Does this help? Yes, to a degree. Turning the apartment into a dark fortress during the day does keep the temperature cooler — at the expense of the air inside the apartment becoming stale, stuffy, and uncomfortably humid. I found it difficult to work from home, stay motivated, or do anything remotely productive during those days.
It’s funny how a lot of times, you don’t realize how poor your mental health has gotten until you’re already in the thick of it. And I had no idea the heat could even affect me that much. As a kid living in Beijing in the ’90s with no A/C, the summers were hot, but they were fun. I remember staying out late at night, playing in the neighborhood garden with friends as the cicadas sang. When it was boiling outside, I took naps on a bamboo sheet and ate watermelon while a creaky fan spun in the background.
But as an adult, summer now means… heat waves and ominous shades of red on maps. The sun so bright and blazing that my skin literally hurts as I walk outside. Home has become a dark, sweaty, stifling place to stay away from, and the grey and sterile office a place of reluctant refuge. (OK, maybe my office is just particularly ugly. I work in the basement of a building that is due to be demolished at the end of this year, so.)
All the activities and hobbies that I normally enjoy and that greatly enrich my life — taking long walks, painting, practicing a new instrument, trying new recipes, working on personal projects, working out — everything stopped, because “it’s too hot,” and I lost all motivation. All I did was go to the office, microwave pre-packaged food from the supermarket, and try to sleep through the sweaty nights. I ate less healthy food and put on weight. My chronic fatigue worsened. My life became a sad shell of what it had been.
At the end of July, I felt sharp pangs of frustration, guilt, disappointment. It felt like I had wasted a whole month of the one precious life I had been given doing nothing. Just existing, uncomfortably, blandly, uselessly. In a way, it felt worse than having seasonal depression during the wintertime. During those months, I at least had heating in my apartment. I wasn’t physically uncomfortable. But when it became so hot in my home that I couldn’t live my regular life, it was as though the ‘survival mode’ of my brain switched on, and instinct told me: Get down. Do nothing. Lie low. Curl up into a ball and wait for this to be over.

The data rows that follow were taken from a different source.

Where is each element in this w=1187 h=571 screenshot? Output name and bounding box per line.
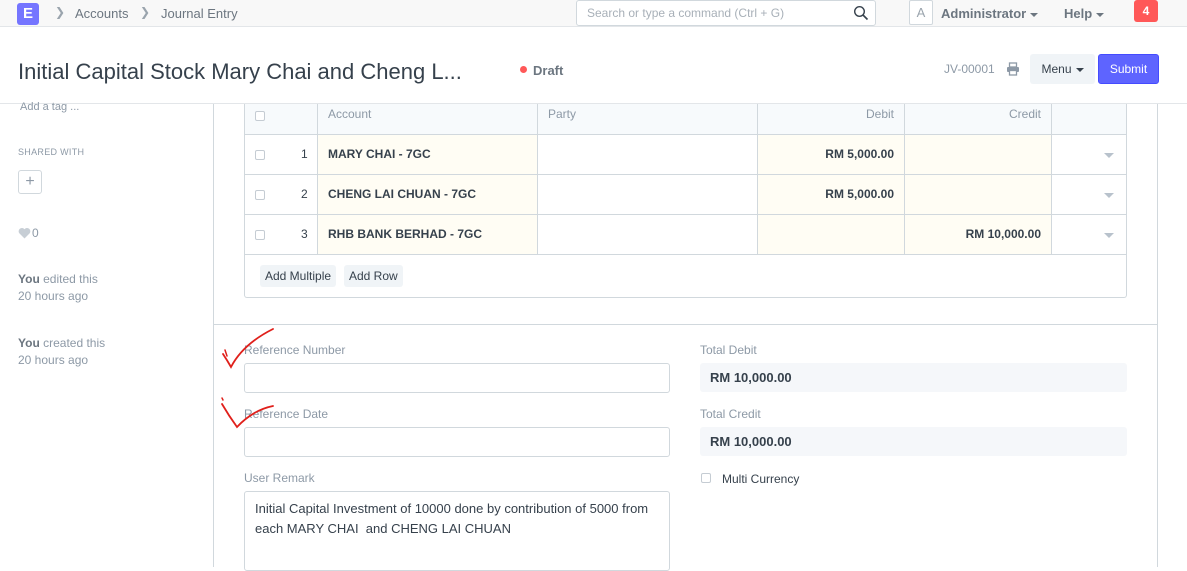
multi-currency-checkbox[interactable] <box>701 473 711 483</box>
user-menu-label: Administrator <box>941 6 1027 21</box>
reference-date-label: Reference Date <box>244 407 329 421</box>
breadcrumb-accounts[interactable]: Accounts <box>75 6 128 21</box>
menu-button-label: Menu <box>1041 62 1072 76</box>
account-cell[interactable]: RHB BANK BERHAD - 7GC <box>318 215 538 254</box>
shared-with-heading: SHARED WITH <box>18 147 85 157</box>
total-credit-label: Total Credit <box>700 407 761 421</box>
app-logo[interactable]: E <box>17 3 39 25</box>
search-icon[interactable] <box>853 5 869 21</box>
heart-icon[interactable] <box>18 227 31 239</box>
select-all-checkbox[interactable] <box>255 111 265 121</box>
search-input[interactable] <box>577 1 847 25</box>
row-checkbox[interactable] <box>255 230 265 240</box>
document-id: JV-00001 <box>944 62 995 76</box>
activity-action: edited this <box>39 272 98 286</box>
search-box <box>576 0 876 26</box>
multi-currency-label: Multi Currency <box>722 472 800 486</box>
caret-down-icon <box>1075 67 1084 72</box>
table-header: Account Party Debit Credit <box>245 104 1126 135</box>
help-menu[interactable]: Help <box>1064 6 1105 21</box>
navbar: E ❯ Accounts ❯ Journal Entry A Administr… <box>0 0 1187 27</box>
party-cell[interactable] <box>538 175 758 214</box>
caret-down-icon <box>1030 12 1039 17</box>
section-divider <box>214 324 1157 325</box>
chevron-right-icon: ❯ <box>140 5 151 19</box>
row-dropdown-icon[interactable] <box>1104 233 1114 238</box>
column-header-debit: Debit <box>758 104 905 134</box>
user-remark-label: User Remark <box>244 471 315 485</box>
add-row-button[interactable]: Add Row <box>344 265 403 287</box>
row-checkbox[interactable] <box>255 150 265 160</box>
party-cell[interactable] <box>538 215 758 254</box>
avatar[interactable]: A <box>909 0 933 25</box>
activity-time: 20 hours ago <box>18 353 89 367</box>
print-icon[interactable] <box>1006 62 1020 76</box>
party-cell[interactable] <box>538 135 758 174</box>
account-cell[interactable]: MARY CHAI - 7GC <box>318 135 538 174</box>
table-row[interactable]: 2 CHENG LAI CHUAN - 7GC RM 5,000.00 <box>245 175 1126 215</box>
credit-cell[interactable]: RM 10,000.00 <box>905 215 1052 254</box>
activity-user: You <box>18 272 40 286</box>
help-menu-label: Help <box>1064 6 1093 21</box>
debit-cell[interactable] <box>758 215 905 254</box>
user-remark-field[interactable]: Initial Capital Investment of 10000 done… <box>244 491 670 571</box>
column-header-credit: Credit <box>905 104 1052 134</box>
debit-cell[interactable]: RM 5,000.00 <box>758 175 905 214</box>
total-debit-value: RM 10,000.00 <box>700 363 1127 392</box>
activity-item: You created this 20 hours ago <box>18 335 105 369</box>
column-header-party: Party <box>538 104 758 134</box>
breadcrumb-journal-entry[interactable]: Journal Entry <box>161 6 238 21</box>
status-indicator <box>520 66 527 73</box>
chevron-right-icon: ❯ <box>55 5 66 19</box>
like-count: 0 <box>32 226 39 240</box>
activity-time: 20 hours ago <box>18 289 89 303</box>
column-header-account: Account <box>318 104 538 134</box>
row-dropdown-icon[interactable] <box>1104 193 1114 198</box>
user-menu[interactable]: Administrator <box>941 6 1039 21</box>
row-dropdown-icon[interactable] <box>1104 153 1114 158</box>
reference-date-field[interactable] <box>244 427 670 457</box>
activity-user: You <box>18 336 40 350</box>
submit-button[interactable]: Submit <box>1098 54 1159 84</box>
row-index: 3 <box>301 227 308 241</box>
activity-item: You edited this 20 hours ago <box>18 271 98 305</box>
reference-number-label: Reference Number <box>244 343 346 357</box>
activity-action: created this <box>39 336 106 350</box>
credit-cell[interactable] <box>905 175 1052 214</box>
menu-button[interactable]: Menu <box>1030 54 1095 84</box>
caret-down-icon <box>1096 12 1105 17</box>
row-checkbox[interactable] <box>255 190 265 200</box>
add-share-button[interactable]: + <box>18 170 42 194</box>
notification-badge[interactable]: 4 <box>1134 0 1158 22</box>
row-index: 2 <box>301 187 308 201</box>
debit-cell[interactable]: RM 5,000.00 <box>758 135 905 174</box>
page-title: Initial Capital Stock Mary Chai and Chen… <box>18 59 462 84</box>
total-debit-label: Total Debit <box>700 343 757 357</box>
add-multiple-button[interactable]: Add Multiple <box>260 265 337 287</box>
account-cell[interactable]: CHENG LAI CHUAN - 7GC <box>318 175 538 214</box>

Slowly, I am getting back to normal. The heat wave for this year is almost over, at least here in Geneva. I’ve given myself a soft deadline of mid-August to start working out again, and to get back to my creative projects. It has also helped to get together with friends and to plan upcoming trips for this year.
But then: what about the heat wave of 2023? 2024? Every year after that? As some who has worked in the environment sector for many years, I’m deeply worried. Our future is menacing, but for people in many countries, that ‘future’ is already reality. It is unbearable and it is unsurvivable. And it is coming for us all.